5.  Meeting With Ambassador John Winant

When one has the opportunity to meet a world figure, even if only very briefly, it becomes an event to be remembered forever, such as when there has been an audience with the Pope. Some call this a flash-bulb experience.

Knowing that I was coming to London, in July, 1942, Ambassador Winant was told by his secretary, Ruth Mary Penfield, that I would be very pleased to meet him. He and Wilder Penfield had been good friends at Princeton, so he was glad to arrange for Ruth Mary to come to London as his secretary, and now that she was there, glad to meet any of her Canadian friends.

A very gracious, friendly man, big and handsome but rather clumsy, Winant had been a close friend of Franklin Roosevelt, and had, in fact, been one of those who had persuaded him to run for another term.

When F.D.R. knew that Britain needed help, but the U.S.A. wasn’t nearly ready to enter World War II, he asked John Winant to accept the Ambassadorship, being the link between him and Churchill. He had been in public office a long time, having been the youngest senator ever elected, then after being elected three times, and being the Director of the International Labour Office and the first Chairman of the Social Security Board, F.D.R. knew that he could handle anything. He arranged all the lend-lease deals including handing over the old destroyers that escorted us across the Atlantic!

Any person interested in Winant’s work should read the fascinating “Letter from Grosvenor Square”, a book that I was fortunate enough to find in a London bookshop. He tells how sad he was to move out of his home for five years in London, spent without serious incident, “except for a bit of shrapnel-shattered glass in one of the bedrooms”. He remembered all the important people he had met in London, and the many military individuals (including, but not naming Ashton Kerr!).

This man was so modest, and he was embarrassed by his grand reception in England, having been met at the station by the King, the first time that an ambassador had this honour. Worse than that, the King had him sit on the right, where the senior individual should sit, so he can accept the salutes!  Talking with him, he was so enthusiastic, anxious to know what it was like being a Canadian working with the British, under their command.

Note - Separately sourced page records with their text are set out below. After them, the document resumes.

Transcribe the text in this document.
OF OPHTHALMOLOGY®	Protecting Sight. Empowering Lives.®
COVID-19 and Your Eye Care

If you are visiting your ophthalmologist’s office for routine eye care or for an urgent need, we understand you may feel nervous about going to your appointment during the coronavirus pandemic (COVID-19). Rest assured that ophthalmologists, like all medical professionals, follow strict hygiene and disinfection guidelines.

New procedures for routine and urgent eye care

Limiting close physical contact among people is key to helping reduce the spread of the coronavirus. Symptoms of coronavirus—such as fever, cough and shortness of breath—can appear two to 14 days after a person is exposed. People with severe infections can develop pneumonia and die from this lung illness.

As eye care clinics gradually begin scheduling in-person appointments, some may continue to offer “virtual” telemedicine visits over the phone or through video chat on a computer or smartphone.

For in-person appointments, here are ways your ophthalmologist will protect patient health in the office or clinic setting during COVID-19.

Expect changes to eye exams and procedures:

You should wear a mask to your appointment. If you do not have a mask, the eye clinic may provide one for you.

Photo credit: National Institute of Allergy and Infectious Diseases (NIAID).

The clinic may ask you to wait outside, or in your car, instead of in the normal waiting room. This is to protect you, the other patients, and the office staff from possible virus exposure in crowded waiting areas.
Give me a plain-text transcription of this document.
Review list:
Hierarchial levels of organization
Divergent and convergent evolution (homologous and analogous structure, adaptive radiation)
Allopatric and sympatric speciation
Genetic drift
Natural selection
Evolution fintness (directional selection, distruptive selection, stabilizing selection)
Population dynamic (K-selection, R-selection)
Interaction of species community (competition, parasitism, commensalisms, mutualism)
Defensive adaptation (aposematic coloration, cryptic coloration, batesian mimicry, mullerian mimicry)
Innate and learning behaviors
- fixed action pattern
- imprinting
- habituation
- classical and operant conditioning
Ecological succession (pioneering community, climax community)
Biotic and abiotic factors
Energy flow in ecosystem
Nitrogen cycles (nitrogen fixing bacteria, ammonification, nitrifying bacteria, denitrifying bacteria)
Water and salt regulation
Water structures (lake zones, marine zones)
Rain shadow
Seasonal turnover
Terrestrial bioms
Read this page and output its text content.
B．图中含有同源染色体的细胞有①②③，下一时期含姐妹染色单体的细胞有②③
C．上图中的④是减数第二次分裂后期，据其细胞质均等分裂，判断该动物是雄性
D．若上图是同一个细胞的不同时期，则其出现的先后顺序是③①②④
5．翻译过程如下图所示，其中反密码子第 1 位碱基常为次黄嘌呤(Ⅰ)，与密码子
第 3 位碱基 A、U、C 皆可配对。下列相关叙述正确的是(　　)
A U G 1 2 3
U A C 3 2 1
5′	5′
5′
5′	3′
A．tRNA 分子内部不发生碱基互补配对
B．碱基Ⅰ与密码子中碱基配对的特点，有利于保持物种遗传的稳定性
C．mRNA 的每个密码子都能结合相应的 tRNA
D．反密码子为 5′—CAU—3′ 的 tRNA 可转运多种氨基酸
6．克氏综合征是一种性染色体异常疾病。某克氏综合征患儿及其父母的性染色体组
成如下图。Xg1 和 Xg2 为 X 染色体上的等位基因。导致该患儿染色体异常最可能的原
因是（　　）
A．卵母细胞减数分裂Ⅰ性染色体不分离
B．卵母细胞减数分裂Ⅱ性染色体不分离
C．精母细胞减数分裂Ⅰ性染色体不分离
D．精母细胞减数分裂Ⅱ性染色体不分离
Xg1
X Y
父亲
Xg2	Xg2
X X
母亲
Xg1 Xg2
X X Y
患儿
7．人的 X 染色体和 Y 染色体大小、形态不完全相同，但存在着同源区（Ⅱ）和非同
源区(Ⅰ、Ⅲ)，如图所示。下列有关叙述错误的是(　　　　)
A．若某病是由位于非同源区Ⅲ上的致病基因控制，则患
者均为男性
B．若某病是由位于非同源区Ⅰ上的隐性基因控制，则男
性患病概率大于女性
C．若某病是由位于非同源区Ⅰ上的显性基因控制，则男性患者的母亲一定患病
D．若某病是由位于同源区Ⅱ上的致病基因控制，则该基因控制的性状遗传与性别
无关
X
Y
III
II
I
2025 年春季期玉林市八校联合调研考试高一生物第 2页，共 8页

It was a great tragedy that John Winant’s last years became unhappy. He had been the United Nations delegate, and quite disappointed the way the U.N. was leaning towards the left. Not many people will remember what was happening in 1947, but he felt that he could no longer work with the U.N. and wanted to become a private citizen at last. Showing signs of depression, he was seen by a psychiatrist, and admitted to Bethesda Hospital. Very unwisely, he was placed on a high floor, the 17th, I think. In any event, he jumped to his death.

What a tragedy, that a man who had done so much for his country and the world, should meet so miserable an end. I shudder when I remember how happy he was when we chatted in the Embassy on Grosvenor Square.